Micron Aktie: 6600 ION spart 82 Prozent Rack-Platz

Micron stellt auf der COMPUTEX neue KI-Speicherlösungen vor, darunter HBM4 und PCIe-Gen6-SSDs. Der Quartalsbericht Ende Juni wird zeigen, ob sich die Investitionen auszahlen.

Die Kernpunkte:
  • HBM4-Modul mit 36 GB vorgestellt
  • Neuer DDR5-Speicher 40 Prozent schneller
  • Erste PCIe-Gen6-SSD für KI-Workloads
  • Quartalszahlen am 24. Juni erwartet

Micron Technology hat auf der COMPUTEX 2026 in Taipeh ein breites Portfolio an KI-optimierten Speicher- und Storagelösungen präsentiert. Das Timing ist kein Zufall: Die Nachfrage nach leistungsstarkem Arbeitsspeicher wächst rasant, und Micron will sich als unverzichtbarer Baustein der KI-Infrastruktur positionieren.

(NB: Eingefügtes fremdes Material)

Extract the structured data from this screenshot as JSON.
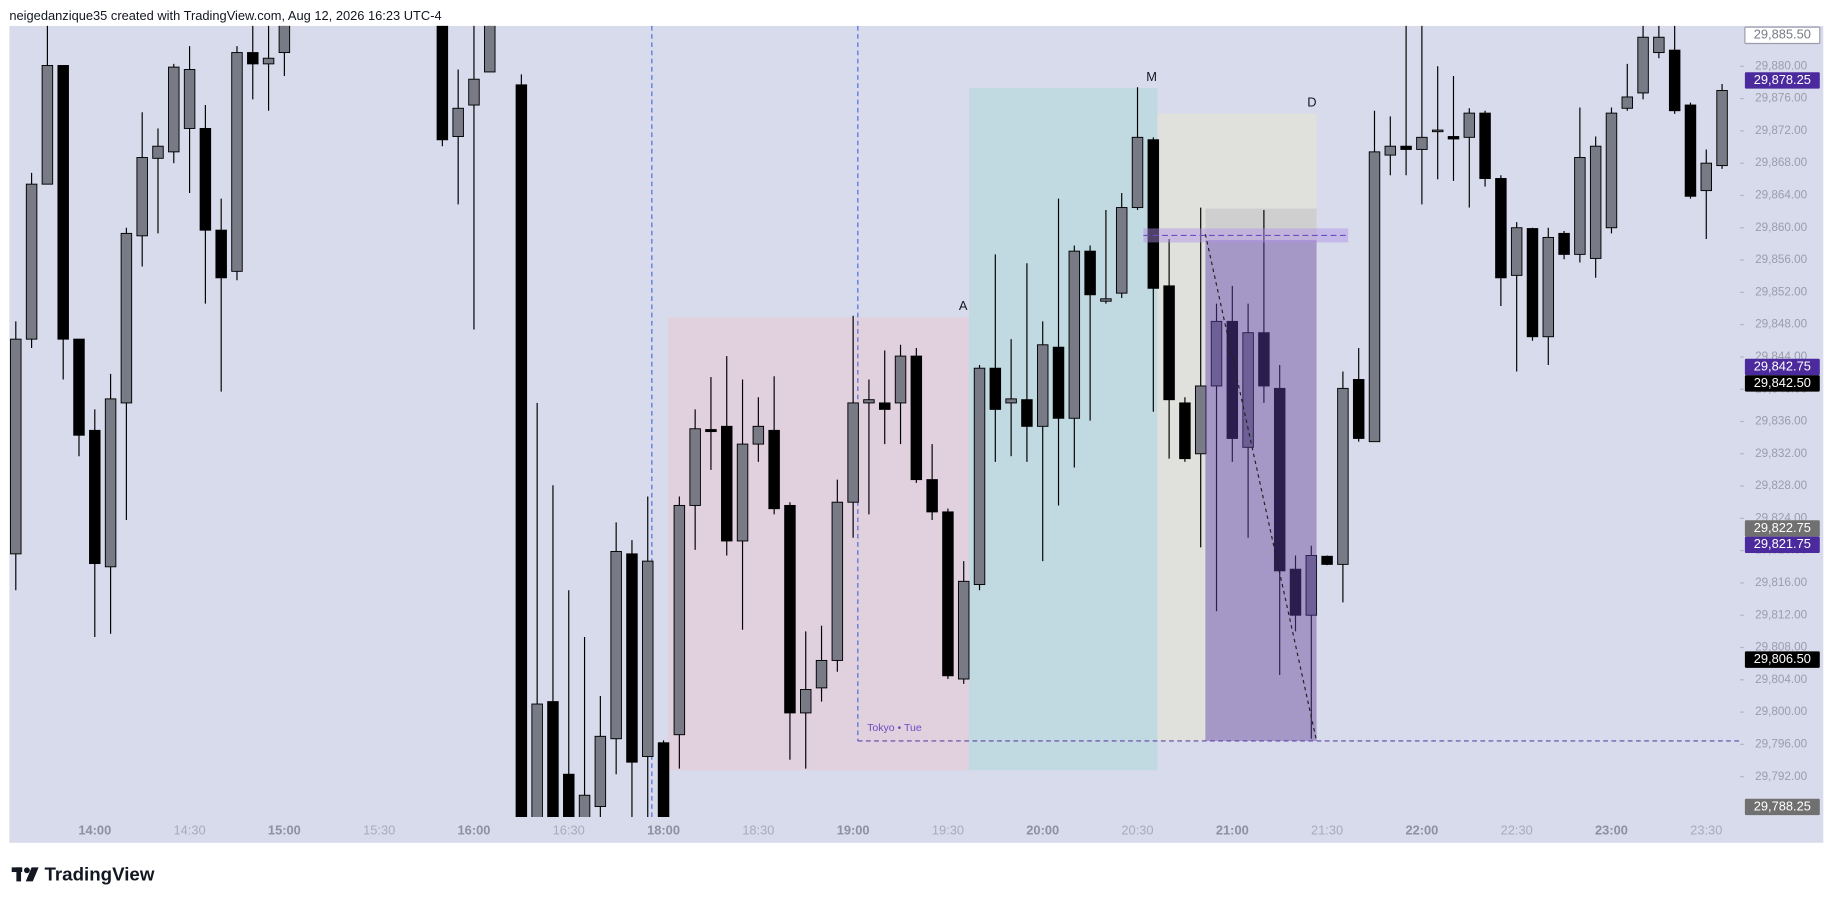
{
  "header": "neigedanzique35 created with TradingView.com, Aug 12, 2026 16:23 UTC-4",
  "brand": "TradingView",
  "drawing_labels": [
    "A",
    "M",
    "D",
    "Tokyo • Tue"
  ],
  "chart_data": {
    "type": "candlestick",
    "up_color": "#787b86",
    "down_color": "#000000",
    "categories": [
      null,
      null,
      null,
      null,
      null,
      "14:00",
      null,
      null,
      null,
      null,
      null,
      "14:30",
      null,
      null,
      null,
      null,
      null,
      "15:00",
      null,
      null,
      null,
      null,
      null,
      "15:30",
      null,
      null,
      null,
      null,
      null,
      "16:00",
      null,
      null,
      null,
      null,
      null,
      "16:30",
      null,
      null,
      null,
      null,
      null,
      "18:00",
      null,
      null,
      null,
      null,
      null,
      "18:30",
      null,
      null,
      null,
      null,
      null,
      "19:00",
      null,
      null,
      null,
      null,
      null,
      "19:30",
      null,
      null,
      null,
      null,
      null,
      "20:00",
      null,
      null,
      null,
      null,
      null,
      "20:30",
      null,
      null,
      null,
      null,
      null,
      "21:00",
      null,
      null,
      null,
      null,
      null,
      "21:30",
      null,
      null,
      null,
      null,
      null,
      "22:00",
      null,
      null,
      null,
      null,
      null,
      "22:30",
      null,
      null,
      null,
      null,
      null,
      "23:00",
      null,
      null,
      null,
      null,
      null,
      "23:30",
      null
    ],
    "open": [
      29819.6,
      29846.2,
      29865.4,
      29880.1,
      29846.2,
      29834.9,
      29818.0,
      29838.3,
      29859.0,
      29868.6,
      29869.4,
      29872.3,
      29872.3,
      29859.7,
      29854.6,
      29881.7,
      29880.3,
      29881.7,
      null,
      null,
      null,
      null,
      null,
      null,
      null,
      null,
      null,
      29888,
      29871.3,
      29875.2,
      29879.3,
      null,
      29877.7,
      29784,
      29801.3,
      29792.3,
      29785,
      29788.3,
      29796.7,
      29819.6,
      29794.5,
      29796.2,
      29797.2,
      29825.6,
      29835.0,
      29835.4,
      29821.2,
      29833.2,
      29834.9,
      29825.6,
      29799.9,
      29803.0,
      29806.4,
      29826.0,
      29838.3,
      29838.3,
      29838.3,
      29844.1,
      29828.8,
      29824.8,
      29804.1,
      29815.8,
      29842.6,
      29838.3,
      29838.7,
      29835.4,
      29845.2,
      29836.4,
      29857.1,
      29850.9,
      29851.9,
      29862.5,
      29870.9,
      29852.8,
      29838.3,
      29832.0,
      29840.4,
      29848.4,
      29832.8,
      29847.0,
      29840.1,
      29817.7,
      29812.0,
      29819.3,
      29818.3,
      29841.2,
      29833.5,
      29869.0,
      29870.1,
      29869.7,
      29871.9,
      29871.3,
      29871.2,
      29874.2,
      29866.1,
      29854.1,
      29859.9,
      29846.5,
      29859.3,
      29856.7,
      29856.2,
      29860.0,
      29874.8,
      29876.7,
      29881.7,
      29882.0,
      29875.2,
      29864.6,
      29867.7
    ],
    "high": [
      29848.4,
      29866.8,
      29886,
      29880.1,
      29846.2,
      29837.5,
      29841.9,
      29860.0,
      29874.3,
      29872.3,
      29880.3,
      29882.5,
      29875.2,
      29863.6,
      29882.5,
      29888,
      29888,
      29888,
      null,
      null,
      null,
      null,
      null,
      null,
      null,
      null,
      null,
      29892,
      29879.6,
      29890,
      29892,
      null,
      29879,
      29838.3,
      29828.1,
      29815.1,
      29809.3,
      29802.0,
      29823.5,
      29821.3,
      29826.7,
      29796.5,
      29826.7,
      29837.5,
      29841.5,
      29844.1,
      29841.2,
      29839.0,
      29841.6,
      29826.0,
      29810.0,
      29810.7,
      29828.8,
      29849.1,
      29841.2,
      29844.8,
      29845.5,
      29845.1,
      29833.2,
      29825.2,
      29818.7,
      29843.0,
      29856.7,
      29846.2,
      29855.6,
      29848.4,
      29863.6,
      29857.8,
      29857.8,
      29862.2,
      29864.3,
      29877.4,
      29871.2,
      29858.6,
      29839.0,
      29862.5,
      29850.6,
      29852.8,
      29850.6,
      29862.2,
      29843.0,
      29819.4,
      29820.6,
      29819.4,
      29842.2,
      29845.1,
      29874.5,
      29873.8,
      29888,
      29888,
      29880.0,
      29878.8,
      29874.8,
      29874.5,
      29866.5,
      29860.7,
      29860.0,
      29860.0,
      29859.6,
      29874.9,
      29871.3,
      29874.9,
      29880.3,
      29888,
      29888,
      29888,
      29875.5,
      29869.7,
      29877.8
    ],
    "low": [
      29815.1,
      29845.1,
      29865.4,
      29841.2,
      29831.7,
      29809.3,
      29809.7,
      29823.8,
      29855.2,
      29859.3,
      29868.0,
      29864.3,
      29850.6,
      29839.7,
      29853.5,
      29875.9,
      29874.5,
      29878.8,
      null,
      null,
      null,
      null,
      null,
      null,
      null,
      null,
      null,
      29870.1,
      29862.9,
      29847.4,
      29879.3,
      null,
      29782,
      29781,
      29781,
      29781,
      29783,
      29787,
      29792.3,
      29785,
      29786,
      29782,
      29793.0,
      29820.1,
      29830.0,
      29819.4,
      29810.2,
      29831.0,
      29824.5,
      29794.1,
      29793.0,
      29801.3,
      29805.0,
      29821.6,
      29824.5,
      29833.2,
      29833.2,
      29828.4,
      29823.8,
      29804.1,
      29803.5,
      29815.1,
      29831.0,
      29831.7,
      29831.0,
      29818.7,
      29825.6,
      29830.3,
      29836.1,
      29850.6,
      29851.3,
      29862.2,
      29837.2,
      29831.4,
      29831.0,
      29820.4,
      29812.5,
      29831.0,
      29821.6,
      29838.3,
      29804.6,
      29810.0,
      29796.7,
      29818.2,
      29813.6,
      29833.5,
      29833.5,
      29866.5,
      29866.5,
      29862.9,
      29866.0,
      29865.8,
      29862.5,
      29865.1,
      29850.3,
      29842.2,
      29846.0,
      29843.0,
      29856.1,
      29855.7,
      29853.8,
      29859.3,
      29874.5,
      29875.9,
      29881.0,
      29874.1,
      29863.6,
      29858.6,
      29867.3
    ],
    "close": [
      29846.2,
      29865.4,
      29880.1,
      29846.2,
      29834.3,
      29818.4,
      29838.8,
      29859.3,
      29868.7,
      29870.1,
      29879.9,
      29879.6,
      29859.7,
      29853.8,
      29881.7,
      29880.3,
      29881.0,
      29886,
      null,
      null,
      null,
      null,
      null,
      null,
      null,
      null,
      null,
      29870.9,
      29874.8,
      29878.4,
      29887,
      null,
      29785,
      29801.0,
      29784,
      29784,
      29789.7,
      29797.0,
      29819.9,
      29793.8,
      29818.7,
      29785,
      29825.6,
      29835.1,
      29834.75,
      29821.2,
      29833.2,
      29835.4,
      29825.2,
      29799.9,
      29802.8,
      29806.4,
      29826.0,
      29838.3,
      29838.7,
      29837.5,
      29844.1,
      29828.8,
      29824.8,
      29804.5,
      29816.2,
      29842.6,
      29837.5,
      29838.8,
      29835.4,
      29845.5,
      29836.4,
      29857.1,
      29851.7,
      29851.2,
      29862.5,
      29871.2,
      29852.5,
      29838.7,
      29831.4,
      29840.4,
      29848.4,
      29833.9,
      29847.0,
      29840.4,
      29817.5,
      29812.0,
      29819.4,
      29818.3,
      29840.1,
      29833.9,
      29869.4,
      29870.1,
      29869.7,
      29871.2,
      29872.1,
      29871.0,
      29874.2,
      29866.1,
      29853.8,
      29860.0,
      29846.5,
      29858.8,
      29856.7,
      29868.7,
      29870.1,
      29874.2,
      29876.2,
      29883.6,
      29883.6,
      29874.5,
      29863.9,
      29868.0,
      29877.0
    ],
    "ylim": [
      29787,
      29885
    ],
    "yticks": [
      {
        "value": 29792,
        "label": "29,792.00"
      },
      {
        "value": 29796,
        "label": "29,796.00"
      },
      {
        "value": 29800,
        "label": "29,800.00"
      },
      {
        "value": 29804,
        "label": "29,804.00"
      },
      {
        "value": 29808,
        "label": "29,808.00"
      },
      {
        "value": 29812,
        "label": "29,812.00"
      },
      {
        "value": 29816,
        "label": "29,816.00"
      },
      {
        "value": 29820,
        "label": "29,820.00"
      },
      {
        "value": 29824,
        "label": "29,824.00"
      },
      {
        "value": 29828,
        "label": "29,828.00"
      },
      {
        "value": 29832,
        "label": "29,832.00"
      },
      {
        "value": 29836,
        "label": "29,836.00"
      },
      {
        "value": 29840,
        "label": "29,840.00"
      },
      {
        "value": 29844,
        "label": "29,844.00"
      },
      {
        "value": 29848,
        "label": "29,848.00"
      },
      {
        "value": 29852,
        "label": "29,852.00"
      },
      {
        "value": 29856,
        "label": "29,856.00"
      },
      {
        "value": 29860,
        "label": "29,860.00"
      },
      {
        "value": 29864,
        "label": "29,864.00"
      },
      {
        "value": 29868,
        "label": "29,868.00"
      },
      {
        "value": 29872,
        "label": "29,872.00"
      },
      {
        "value": 29876,
        "label": "29,876.00"
      },
      {
        "value": 29880,
        "label": "29,880.00"
      }
    ],
    "price_labels": [
      {
        "value": 29885.5,
        "label": "29,885.50",
        "color": "#ffffff"
      },
      {
        "value": 29878.25,
        "label": "29,878.25",
        "color": "#4b2a9e"
      },
      {
        "value": 29842.75,
        "label": "29,842.75",
        "color": "#4b2a9e"
      },
      {
        "value": 29842.5,
        "label": "29,842.50",
        "color": "#000000"
      },
      {
        "value": 29822.75,
        "label": "29,822.75",
        "color": "#707070"
      },
      {
        "value": 29821.75,
        "label": "29,821.75",
        "color": "#4b2a9e"
      },
      {
        "value": 29806.5,
        "label": "29,806.50",
        "color": "#000000"
      },
      {
        "value": 29788.25,
        "label": "29,788.25",
        "color": "#707070"
      }
    ]
  }
}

Neue Produkte für das KI-Rechenzentrum

Das Herzstück der Präsentation war das HBM4-Modul mit 36 GB und 12 Lagen, das die Inferenz-Durchsatzrate großer Sprachmodelle deutlich steigern soll. Ebenfalls vorgestellt wurde ein 256-GB-DDR5-RDIMM mit sogenannter 1-Gamma-Technologie, das Übertragungsraten von bis zu 9.200 Megatransfers pro Sekunde erreicht. Gegenüber aktuellen Serienmodulen ist das 40 Prozent schneller — bei gleichzeitig über 40 Prozent niedrigerem Energieverbrauch im Vergleich zu zwei 128-GB-Modulen.

Hinzu kommt der Micron 9650 SSD, den das Unternehmen als weltweit ersten kommerziell verfügbaren PCIe-Gen6-Speicher bewirbt. Er richtet sich explizit an KI-Training und Inferenz-Workloads. Für Rechenzentren mit besonders hohem Platzbedarf präsentierte Micron außerdem die 6600 ION mit 245 TB: Sie soll den Rack-Platzbedarf um 82 Prozent reduzieren und den Stromverbrauch halbieren — jeweils im Vergleich zu HDD-basierten Systemen.

Struktureller Rückenwind für Speicherhersteller

Sumit Sadana, Executive Vice President und Chief Business Officer von Micron, lieferte die strategische Einordnung. KI-Kontextlängen wachsen laut Sadana um das 30-Fache pro Jahr, der Speicherinhalt pro Server hat sich in den vergangenen drei Jahren verdoppelt. Das macht Speicherbandbreite und -kapazität zur systemkritischen Ressource — und verschiebt die Gewichte im Halbleiter-Ökosystem spürbar.

Micron setzt dabei auf eine mehrstufige Speicherarchitektur aus HBM, LPDDR, DDR und Rechenzentrum-SSDs. Das Ziel: maximale GPU-Entlastung und höhere Token-Produktion bei optimiertem Energieeinsatz. Technische Kooperationen mit Ökosystempartnern sollen die Markteinführung neuer KI-Plattformen beschleunigen.

Am 24. Juni 2026 legt Micron seine Ergebnisse für das dritte Fiskalquartal vor — der erste konkrete Zahlentest dafür, ob sich die KI-Investitionen bereits in der Umsatzentwicklung niederschlagen.